Можно часами сидеть у звериных нор или у птичьих гнезд. Это то самое, о чем говорят: лучше один раз увидеть! Время, рождающее понимание. И сочувствие ко всему живому.
Что же делать с летучей змеей и змеей-спиралью? Должно же что-то за этим быть! Я не интригую читателя, я и в самом деле ничего не знаю и ни о чем не догадываюсь. Я просто не знаю, как быть.
В пустыне многое озадачивает.
Сегодня, идя к этим норкам, на песчаной залысине я увидел след… маленького велосипедиста! Ровная рубчатая полоса пересекала песок. Когда я зимой показывал этот снимок, все не задумываясь отвечали, что это след велосипедных шин.
— Угадали! — говорил я. — Это катался на велосипеде человечек песков. А на самом деле это был след большого египетского таракана…
Над снимком следа спирали гадали долго и безуспешно: невозможно было вообразить, кто — и как! — мог оставить такие следы.
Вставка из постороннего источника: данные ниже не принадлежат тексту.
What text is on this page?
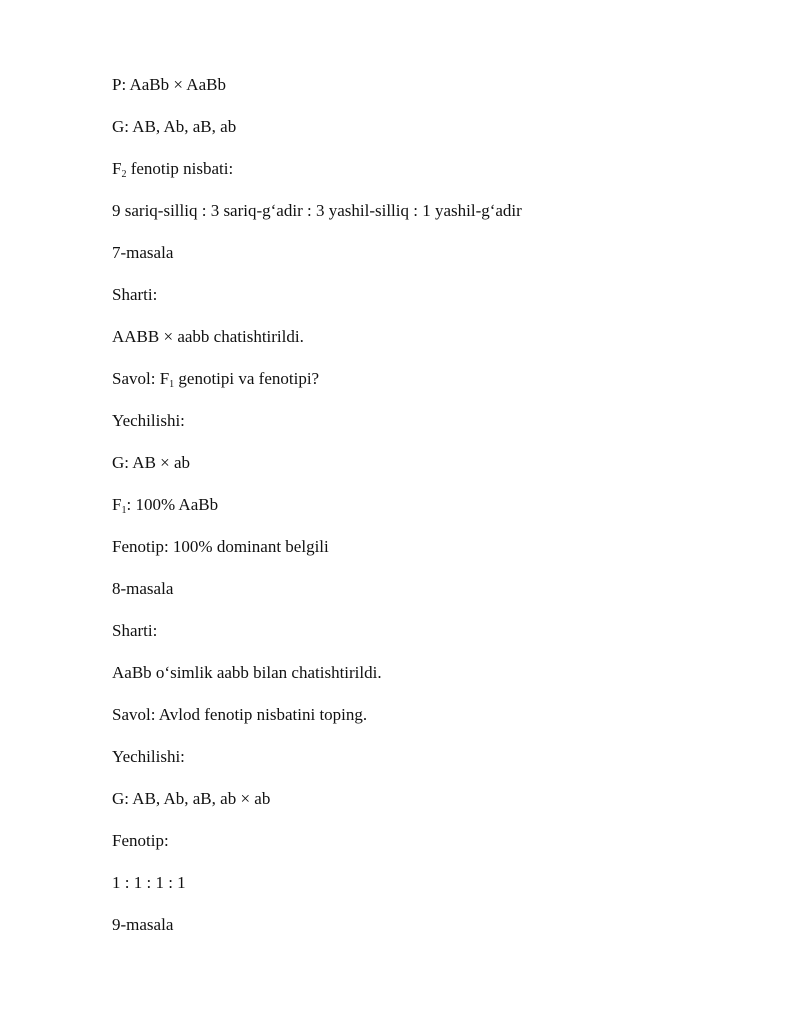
P: AaBb × AaBb
G: AB, Ab, aB, ab
$F_2$ fenotip nisbati:
9 sariq-silliq : 3 sariq-g‘adir : 3 yashil-silliq : 1 yashil-g‘adir
7-masala
Sharti:
AABB × aabb chatishtirildi.
Savol: $F_1$ genotipi va fenotipi?
Yechilishi:
G: AB × ab
$F_1$: 100% AaBb
Fenotip: 100% dominant belgili
8-masala
Sharti:
AaBb o‘simlik aabb bilan chatishtirildi.
Savol: Avlod fenotip nisbatini toping.
Yechilishi:
G: AB, Ab, aB, ab × ab
Fenotip:
1 : 1 : 1 : 1
9-masala
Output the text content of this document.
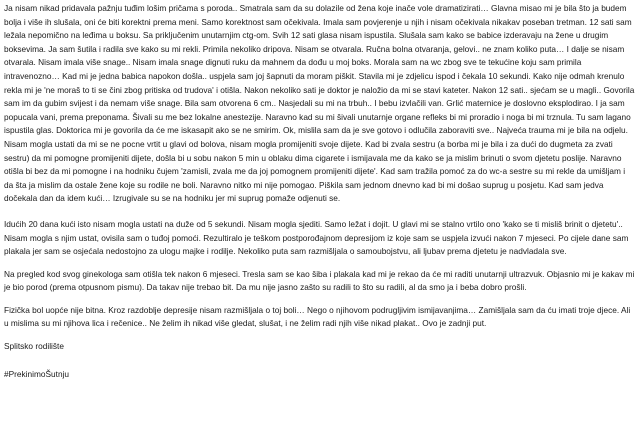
Ja nisam nikad pridavala pažnju tuđim lošim pričama s poroda.. Smatrala sam da su dolazile od žena koje inače vole dramatizirati… Glavna misao mi je bila što ja budem bolja i više ih slušala, oni će biti korektni prema meni. Samo korektnost sam očekivala. Imala sam povjerenje u njih i nisam očekivala nikakav poseban tretman. 12 sati sam ležala nepomično na leđima u boksu. Sa priključenim unutarnjim ctg-om. Svih 12 sati glasa nisam ispustila. Slušala sam kako se babice izderavaju na žene u drugim boksevima. Ja sam šutila i radila sve kako su mi rekli. Primila nekoliko dripova. Nisam se otvarala. Ručna bolna otvaranja, gelovi.. ne znam koliko puta… I dalje se nisam otvarala. Nisam imala više snage.. Nisam imala snage dignuti ruku da mahnem da dođu u moj boks. Morala sam na wc zbog sve te tekućine koju sam primila intravenozno… Kad mi je jedna babica napokon došla.. uspjela sam joj šapnuti da moram piškit. Stavila mi je zdjelicu ispod i čekala 10 sekundi. Kako nije odmah krenulo rekla mi je 'ne moraš to ti se čini zbog pritiska od trudova' i otišla. Nakon nekoliko sati je doktor je naložio da mi se stavi kateter. Nakon 12 sati.. sjećam se u magli.. Govorila sam im da gubim svijest i da nemam više snage. Bila sam otvorena 6 cm.. Nasjedali su mi na trbuh.. I bebu izvlačili van. Grlić maternice je doslovno eksplodirao. I ja sam popucala vani, prema preponama. Šivali su me bez lokalne anestezije. Naravno kad su mi šivali unutarnje organe refleks bi mi proradio i noga bi mi trznula. Tu sam lagano ispustila glas. Doktorica mi je govorila da će me iskasapit ako se ne smirim. Ok, mislila sam da je sve gotovo i odlučila zaboraviti sve.. Najveća trauma mi je bila na odjelu. Nisam mogla ustati da mi se ne pocne vrtit u glavi od bolova, nisam mogla promijeniti svoje dijete. Kad bi zvala sestru (a borba mi je bila i za dući do dugmeta za zvati sestru) da mi pomogne promijeniti dijete, došla bi u sobu nakon 5 min u oblaku dima cigarete i ismijavala me da kako se ja mislim brinuti o svom djetetu poslije. Naravno otišla bi bez da mi pomogne i na hodniku čujem 'zamisli, zvala me da joj pomognem promijeniti dijete'. Kad sam tražila pomoć za do wc-a sestre su mi rekle da umišljam i da šta ja mislim da ostale žene koje su rodile ne boli. Naravno nitko mi nije pomogao. Piškila sam jednom dnevno kad bi mi došao suprug u posjetu. Kad sam jedva dočekala dan da idem kući… Izrugivale su se na hodniku jer mi suprug pomaže odjenuti se.

Idućih 20 dana kući isto nisam mogla ustati na duže od 5 sekundi. Nisam mogla sjediti. Samo ležat i dojit. U glavi mi se stalno vrtilo ono 'kako se ti misliš brinit o djetetu'.. Nisam mogla s njim ustat, ovisila sam o tuđoj pomoći. Rezultiralo je teškom postporođajnom depresijom iz koje sam se uspjela izvući nakon 7 mjeseci. Po cijele dane sam plakala jer sam se osjećala nedostojno za ulogu majke i rodilje. Nekoliko puta sam razmišljala o samoubojstvu, ali ljubav prema djetetu je nadvladala sve.

Na pregled kod svog ginekologa sam otišla tek nakon 6 mjeseci. Tresla sam se kao šiba i plakala kad mi je rekao da će mi raditi unutarnji ultrazvuk. Objasnio mi je kakav mi je bio porod (prema otpusnom pismu). Da takav nije trebao bit. Da mu nije jasno zašto su radili to što su radili, al da smo ja i beba dobro prošli.

Fizička bol uopće nije bitna. Kroz razdoblje depresije nisam razmišljala o toj boli… Nego o njihovom podrugljivim ismijavanjima… Zamišljala sam da ću imati troje djece. Ali u mislima su mi njihova lica i rečenice.. Ne želim ih nikad više gledat, slušat, i ne želim radi njih više nikad plakat.. Ovo je zadnji put.

Splitsko rodilište

#PrekinimoŠutnju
С летучей змеей было проще: ее следов не было и она могла показаться.
— Но все-таки? — спрашивал я.
— Да мало ли что… Но ты же сам знаешь, что летучих змей нет.
Я знаю. Нет. Но я же видел ее — своими глазами!..
Рядом на ветку вползла агама и скосила на меня желтый глаз. Глаза агам, как и глаза хамелеонов, могут поворачиваться в разные стороны: не шевеля головой, она может все вокруг видеть. Обладай я талантом агамы, я бы ясно сейчас увидел, как позади из реденькой щетинки песчаной осочки поднялась змеиная голова на длинной шее. Но я лишь краешком глаза и мельком заметил нечто, что принял за торчащую сухую ветку. Мгновением позже я повернулся, но „сухого сучка“ уже не было. Рассказываю я вот к чему. Видели, как степные птицы, жаворонки или каменки, вдруг ни с того ни с сего опускались в траву и… попадали в пасть змее! Что это — знаменитый „магический“ взгляд, гипноз? Или птички блеск чешуи принимают за блеск желанной воды? Или что-то еще?